Laporan tersebut menemukan bahwa investor yang ingin berinvestasi dalam pembiayaan energi terbarukan menghadapi kendala kebijakan dan proses persetujuan proyek. Kendala non-finansial terkait perizinan, proses pembangunan, akuisisi lahan, kurangnya rantai pasokan lokal, dan persyaratan proyek lokal berdampak langsung pada risiko, jadwal, biaya, dan kelayakan bank proyek secara keseluruhan. Hal ini berdampak pada biaya dan persyaratan pembiayaan, dan, tergantung pada tingkat keparahan risikonya, bahkan dapat membatasi akses terhadap pembiayaan yang tersedia.
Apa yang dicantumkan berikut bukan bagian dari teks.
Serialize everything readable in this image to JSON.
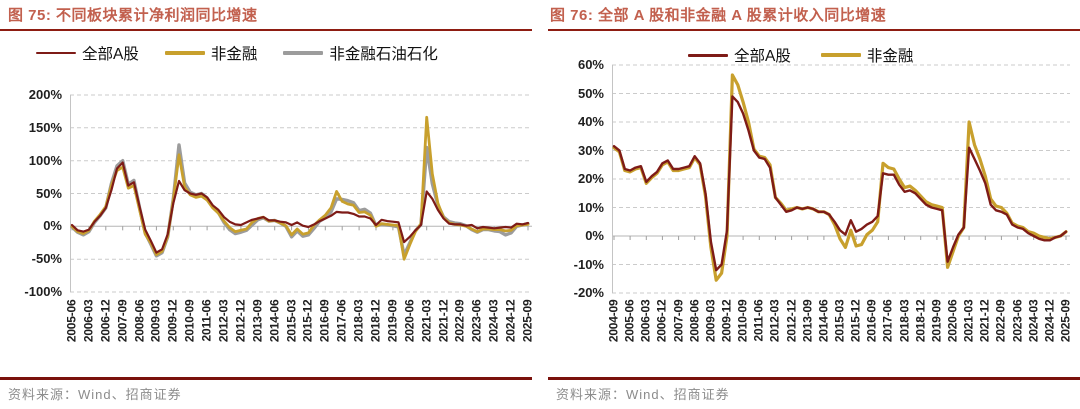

Asia memiliki potensi angin dan surya yang sangat besar, menurut laporan Peta Jalan Emisi Nol Bersih IEA. Negara-negara Asia Tenggara berpotensi melipatgandakan kapasitas angin dan surya mereka pada tahun 2030, sementara sumber daya angin yang melimpah di Jepang, Korea Selatan, Vietnam, dan Filipina telah menarik minat yang signifikan terhadap potensi angin lepas pantai. Pemanfaatan sumber daya terbarukan di Asia dapat memberikan banyak manfaat, termasuk ketahanan energi, pertumbuhan ekonomi , dan pengurangan emisi.
Banyak investor kini menaruh perhatian khusus pada area-area dengan potensi energi terbarukan yang tinggi di kawasan ini. Konferensi Perubahan Iklim Perserikatan Bangsa-Bangsa (COP28) mendatang akan membahas target potensial untuk melipatgandakan instalasi energi terbarukan pada tahun 2030. Ini merupakan peluang bagi negara-negara Asia untuk mempertimbangkan cara-cara menciptakan lingkungan kebijakan dan regulasi yang kondusif guna membuka miliaran dolar dalam pendanaan iklim, investasi hijau, dan mempercepat kemajuan menuju target energi terbarukan.